The CGF audit report, of which we were able to read just a summary, listed 325 external loans given to the Tunisian state, 113 donations for the state as well, and 99 others granted to state enterprises. The only conclusion that could be seen in the brief summary of that report is that 43 loans could not be put to use.
We will not know more. Where did they go? Where was it spent? Who diverted what, with whose help, when and for what purpose? At the Kasbah, it is “Fort Knox”. In Carthage, one should first have someone to talk to in order to ask the question. The entire report seems to be a state secret.
The Ministry of Finance is indeed silent on the amounts of these loans and donations from which the Tunisian state has benefited over the past ten years, the amounts audited and those that would have caused problems. A discretion, rather a dead silence, which is not always well received by a population that always hears the head of state speak, and would like to know the end of this story and the real culprits. And it will not be tomorrow that those who ask for access to the CGF report will get it! The stakes are too high for now, for Tunisia and not for Kais Said, for such revelations.
Who is guilty and of what? What is the status of the Chinese grant?
From what we could see of this report, the audit work detected “shortcomings, gaps and failures that have marred the implementation stages, and which have led, in some cases, to referring files to the courts, including the Chinese donation.”
The report also mentions “shortcomings in the optimal use of external resources, the lack of control over deadlines, which increased the cost of some credits, the decline in the rate of consumption of these resources within the time allowed, and sometimes the cancellation of parts of these resources.
Carelessness and imperialism on the part of the Administration and the State in Tunisia?
Perhaps! But nothing that can constitute facts liable to criminal sanctions, except the case of the Chinese donation in which is suspected the former minister son-in-law of Rached Khriji (ar).
This is our first conclusion from what we have been able to learn. The second conclusion is that, without a doubt, and with the CGF’s evidence to back it up, the Tunisian administration is not involved in embezzlement or other misappropriation of funds. There is mismanagement certainly, in the broadest sense, and conducted in the “easy in the morning, not too fast in the evening” way.
– A financial cost, nevertheless not negligible for the State
We will not go so far as to say “all for this”, because the failures identified by the CGF during the audit of these donations and credits, have led to a financial cost for the Tunisian state. It is indeed little known that any extension of disbursement deadlines has a financial cost on the recipient of the credit. A cost that can sometimes triple compared to the agreed cost. A cost also on the interest rate, or the imposition of additional commissions, usually withheld at source by the donor or creditor.
Another problem, which also generates financial costs, direct or indirect for the Tunisian state, the low rate of consumption, because of inability to use these funds granted in donations or loans, following the emergence of land, administrative, or procedural problems.
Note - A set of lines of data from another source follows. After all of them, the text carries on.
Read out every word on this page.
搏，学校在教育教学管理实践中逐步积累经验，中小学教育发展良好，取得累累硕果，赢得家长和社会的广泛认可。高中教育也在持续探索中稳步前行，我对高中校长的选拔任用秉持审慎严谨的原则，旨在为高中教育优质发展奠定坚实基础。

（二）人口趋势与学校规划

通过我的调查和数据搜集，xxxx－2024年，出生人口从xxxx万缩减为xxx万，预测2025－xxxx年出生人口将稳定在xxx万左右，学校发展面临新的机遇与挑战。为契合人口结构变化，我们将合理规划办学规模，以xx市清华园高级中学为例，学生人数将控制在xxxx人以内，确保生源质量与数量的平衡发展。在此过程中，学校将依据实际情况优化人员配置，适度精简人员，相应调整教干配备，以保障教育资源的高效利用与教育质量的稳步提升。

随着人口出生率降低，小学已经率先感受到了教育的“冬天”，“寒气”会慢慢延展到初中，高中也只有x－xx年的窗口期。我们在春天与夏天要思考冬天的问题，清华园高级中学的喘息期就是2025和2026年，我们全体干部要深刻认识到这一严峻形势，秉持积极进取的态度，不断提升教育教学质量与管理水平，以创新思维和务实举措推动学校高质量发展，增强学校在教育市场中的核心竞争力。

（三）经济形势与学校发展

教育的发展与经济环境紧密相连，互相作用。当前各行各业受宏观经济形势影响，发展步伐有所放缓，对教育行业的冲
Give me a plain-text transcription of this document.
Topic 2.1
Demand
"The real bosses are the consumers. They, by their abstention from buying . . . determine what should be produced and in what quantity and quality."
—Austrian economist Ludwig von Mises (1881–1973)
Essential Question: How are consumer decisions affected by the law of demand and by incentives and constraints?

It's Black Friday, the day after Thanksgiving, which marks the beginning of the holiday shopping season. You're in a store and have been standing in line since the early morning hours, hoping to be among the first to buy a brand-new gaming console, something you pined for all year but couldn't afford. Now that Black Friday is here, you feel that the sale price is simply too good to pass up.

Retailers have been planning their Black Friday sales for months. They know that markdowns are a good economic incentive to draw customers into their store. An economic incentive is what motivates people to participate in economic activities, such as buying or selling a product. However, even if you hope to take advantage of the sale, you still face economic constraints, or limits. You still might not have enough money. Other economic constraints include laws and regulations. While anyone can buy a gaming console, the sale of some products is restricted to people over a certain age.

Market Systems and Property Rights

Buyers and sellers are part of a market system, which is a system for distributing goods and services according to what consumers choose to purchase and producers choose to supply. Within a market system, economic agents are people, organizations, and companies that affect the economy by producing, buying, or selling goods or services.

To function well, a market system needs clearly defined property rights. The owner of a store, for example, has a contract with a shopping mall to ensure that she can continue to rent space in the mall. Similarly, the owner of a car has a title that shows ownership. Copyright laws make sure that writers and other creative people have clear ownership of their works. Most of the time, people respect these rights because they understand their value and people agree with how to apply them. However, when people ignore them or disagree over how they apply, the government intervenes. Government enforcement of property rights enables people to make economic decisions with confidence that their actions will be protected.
Problems, which generate additional costs of 3% for the state. All this, not to mention that any delay in the withdrawal or postponement of loans for a project, can destructure the initial scheme of that project, just by the additional costs of raw materials and other costs. With the possible exception of the case of the Chinese donation of USD 1 million, the CGF’s audit contains more of these kinds of remarks than irrefutable evidence. In our opinion, therefore, there was certainly enough to whip a cat, but not all cats!